In his Kitāb al-Hayawān, al-Jāḥiẓ states that jinn and demons are the product of loneliness. Such a state induces people to mind-games, causing waswās.[129](p36) Al-Masʿūdī is similarly critical regarding the reality of demons. He states that alleged demonic encounters are the result of fear and "wrong thinking". Alleged encounters are then told to other generations in bedtime stories and poems. When they grow up, they remember such stories in a state of fear or loneliness. This encourages their imaginations, resulting in another alleged demonic encounter.[129](p37)
Western world
Psychologist Wilhelm Wundt remarked that "among the activities attributed by myths all over the world to demons, the harmful predominate, so that in popular belief bad demons are clearly older than good ones."[145] Sigmund Freud developed this idea and claimed that the concept of demons was derived from the important relation of the living to the dead: "The fact that demons are always regarded as the spirits of those who have died recently shows better than anything the influence of mourning on the origin of the belief in demons."[146]
M. Scott Peck, an American psychiatrist, wrote two books on the subject, People of the Lie: The Hope For Healing Human Evil[147] and Glimpses of the Devil: A Psychiatrist's Personal Accounts of Possession, Exorcism, and Redemption.[148] Peck describes in some detail several cases involving his patients.

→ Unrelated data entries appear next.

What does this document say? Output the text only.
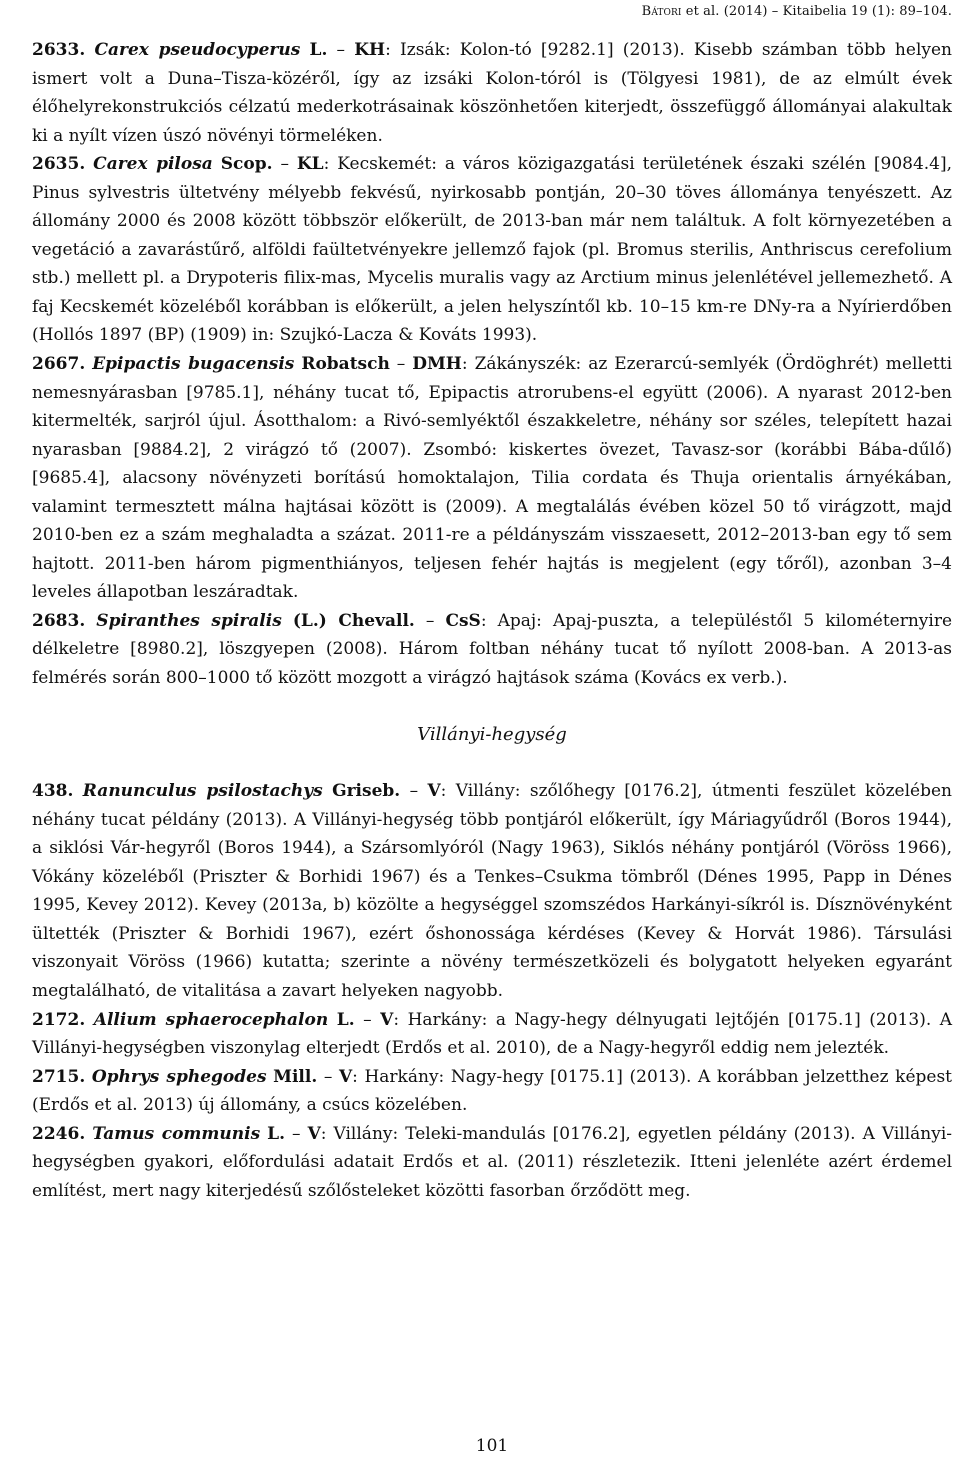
Bátori et al. (2014) – Kitaibelia 19 (1): 89–104.

2633. Carex pseudocyperus L. – KH: Izsák: Kolon-tó [9282.1] (2013). Kisebb számban több helyen ismert volt a Duna–Tisza-közéről, így az izsáki Kolon-tóról is (Tölgyesi 1981), de az elmúlt évek élőhelyrekonstrukciós célzatú mederkotrásainak köszönhetően kiterjedt, összefüggő állományai alakultak ki a nyílt vízen úszó növényi törmeléken.

2635. Carex pilosa Scop. – KL: Kecskemét: a város közigazgatási területének északi szélén [9084.4], Pinus sylvestris ültetvény mélyebb fekvésű, nyirkosabb pontján, 20–30 töves állománya tenyészett. Az állomány 2000 és 2008 között többször előkerült, de 2013-ban már nem találtuk. A folt környezetében a vegetáció a zavarástűrő, alföldi faültetvényekre jellemző fajok (pl. Bromus sterilis, Anthriscus cerefolium stb.) mellett pl. a Drypoteris filix-mas, Mycelis muralis vagy az Arctium minus jelenlétével jellemezhető. A faj Kecskemét közeléből korábban is előkerült, a jelen helyszíntől kb. 10–15 km-re DNy-ra a Nyírierdőben (Hollós 1897 (BP) (1909) in: Szujkó-Lacza & Kováts 1993).

2667. Epipactis bugacensis Robatsch – DMH: Zákányszék: az Ezerarcú-semlyék (Ördöghrét) melletti nemesnyárasban [9785.1], néhány tucat tő, Epipactis atrorubens-el együtt (2006). A nyarast 2012-ben kitermelték, sarjról újul. Ásotthalom: a Rivó-semlyéktől északkeletre, néhány sor széles, telepített hazai nyarasban [9884.2], 2 virágzó tő (2007). Zsombó: kiskertes övezet, Tavasz-sor (korábbi Bába-dűlő) [9685.4], alacsony növényzeti borítású homoktalajon, Tilia cordata és Thuja orientalis árnyékában, valamint termesztett málna hajtásai között is (2009). A megtalálás évében közel 50 tő virágzott, majd 2010-ben ez a szám meghaladta a százat. 2011-re a példányszám visszaesett, 2012–2013-ban egy tő sem hajtott. 2011-ben három pigmenthiányos, teljesen fehér hajtás is megjelent (egy tőről), azonban 3–4 leveles állapotban leszáradtak.

2683. Spiranthes spiralis (L.) Chevall. – CsS: Apaj: Apaj-puszta, a településtől 5 kilométernyire délkeletre [8980.2], löszgyepen (2008). Három foltban néhány tucat tő nyílott 2008-ban. A 2013-as felmérés során 800–1000 tő között mozgott a virágzó hajtások száma (Kovács ex verb.).

Villányi-hegység

438. Ranunculus psilostachys Griseb. – V: Villány: szőlőhegy [0176.2], útmenti feszület közelében néhány tucat példány (2013). A Villányi-hegység több pontjáról előkerült, így Máriagyűdről (Boros 1944), a siklósi Vár-hegyről (Boros 1944), a Szársomlyóról (Nagy 1963), Siklós néhány pontjáról (Vöröss 1966), Vókány közeléből (Priszter & Borhidi 1967) és a Tenkes–Csukma tömbről (Dénes 1995, Papp in Dénes 1995, Kevey 2012). Kevey (2013a, b) közölte a hegységgel szomszédos Harkányi-síkról is. Dísznövényként ültették (Priszter & Borhidi 1967), ezért őshonossága kérdéses (Kevey & Horvát 1986). Társulási viszonyait Vöröss (1966) kutatta; szerinte a növény természetközeli és bolygatott helyeken egyaránt megtalálható, de vitalitása a zavart helyeken nagyobb.

2172. Allium sphaerocephalon L. – V: Harkány: a Nagy-hegy délnyugati lejtőjén [0175.1] (2013). A Villányi-hegységben viszonylag elterjedt (Erdős et al. 2010), de a Nagy-hegyről eddig nem jelezték.

2715. Ophrys sphegodes Mill. – V: Harkány: Nagy-hegy [0175.1] (2013). A korábban jelzetthez képest (Erdős et al. 2013) új állomány, a csúcs közelében.

2246. Tamus communis L. – V: Villány: Teleki-mandulás [0176.2], egyetlen példány (2013). A Villányi-hegységben gyakori, előfordulási adatait Erdős et al. (2011) részletezik. Itteni jelenléte azért érdemel említést, mert nagy kiterjedésű szőlősteleket közötti fasorban őrződött meg.

101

In People of the Lie he provides identifying characteristics of an evil person, whom he classified as having a character disorder. In Glimpses of the Devil Peck goes into significant detail describing how he became interested in exorcism in order to debunk the myth of possession by evil spirits – only to be convinced otherwise after encountering two cases which did not fit into any category known to psychology or psychiatry. Peck came to the conclusion that possession was a rare phenomenon related to evil and that possessed people are not actually evil; rather, they are doing battle with the forces of evil.[149]
Although Peck's earlier work was met with widespread popular acceptance, his work on the topics of evil and possession has generated significant debate and derision. Much was made of his association with (and admiration for) the controversial Malachi Martin, a Roman Catholic priest and a former Jesuit, despite the fact that Peck consistently called Martin a liar and a manipulator.[150]